Education vs Education Field
xtabs(~ Education + EducationField, data=resign) EducationField
Education Human Resources Life Sciences Marketing Medical Other
Bachelor 4 37 15 25 2
Below College 1 8 4 10 2
College 0 18 6 15 1
Doctor 1 1 1 0 0
Master 1 25 9 13 6
EducationField
Education Technical Degree
Bachelor 16
Below College 6
College 4
Doctor 2
Master 4
- Most attrition is in bachelor degree education and in Life Sciences education field
Job Level vs Job Involvement
xtabs(~ JobInvolvement + JobLevel, data=resign) JobLevel
JobInvolvement 1 2 3 4 5
1 15 8 2 1 2
2 46 13 12 0 0
3 75 28 17 2 3
4 7 3 1 2 0
- Mostly attrition in the lowest job level, and in hight job involvement in company
Job Satisfaction
xtabs(~ Attrition + JobSatisfaction, data=resign) JobSatisfaction
Attrition 1 2 3 4
Yes 66 46 73 52
- Mostly attrition in high or level 3 job satisfaction
Years Since Last Promotion
xtabs(~ Attrition + YearsSinceLastPromotion, data=resign) YearsSinceLastPromotion
Attrition 0 1 2 3 4 5 6 7 9 10 11 13 14 15
Yes 110 49 27 9 5 2 6 16 4 1 2 2 1 3
- Most attrition occurs in Employees who did not get promoted
Conclusion
As we can see from this data analysis, we can answer of the question Who, When & Why Of Employee Turnover. Below some of the conclusion which answer those question :
- The biggest part employees whose turnover is from Research & Development Department which Job Role is Laboratory Technician, Sales Department which Job Role is Sales Executive, and follow by Research & Development also which Job Role is Research Scientist, and their marital status is single.

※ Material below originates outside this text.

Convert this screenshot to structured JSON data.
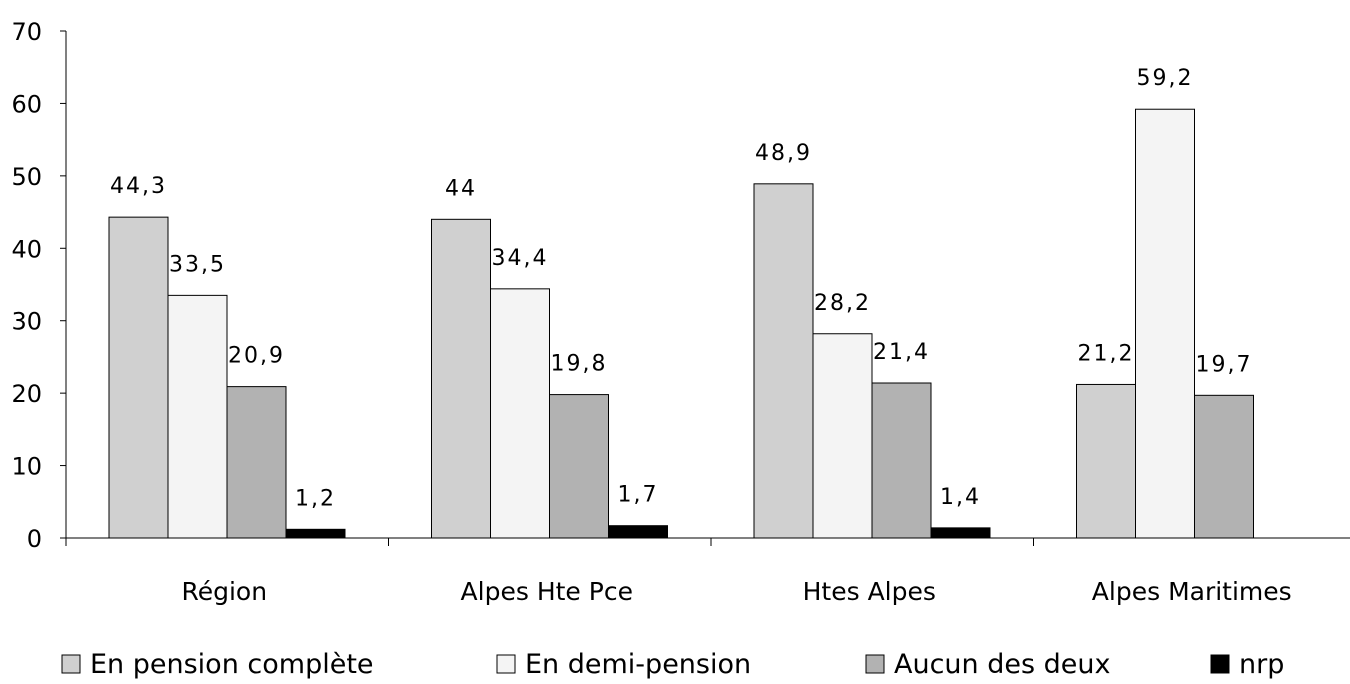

- The biggest factor to why employee attrition is monthly income. Mostly employee attrition is male around 34 years old with the lowest monthly income, I think it’s a younger group of age. They got percent of salary hike between 11-13 % and got less training just 1 or 2 times a years. From the analysis low environmental satisfaction give a big impact also in attrition.
- Most attrition occurs in Employees who did not get promoted, follow by employees who got promotion in the last 2 until 3 years.
- Mostly employees whose turnover have a lowest job level, but they have a lot of overtime in their work, and its mostly happening in male gender with the number companies they have worked less than 2 company.
- Employees whose rarely travel in their work also have a significant attrition, I think it could be they are bored with their routine and environment.
- From the Education point of view, most attrition is in bachelor degree education and in Life Sciences education field.
Organization can target employees based on above factor and determine organizational changes that can improve the working environments and hence minimize the attrition rate.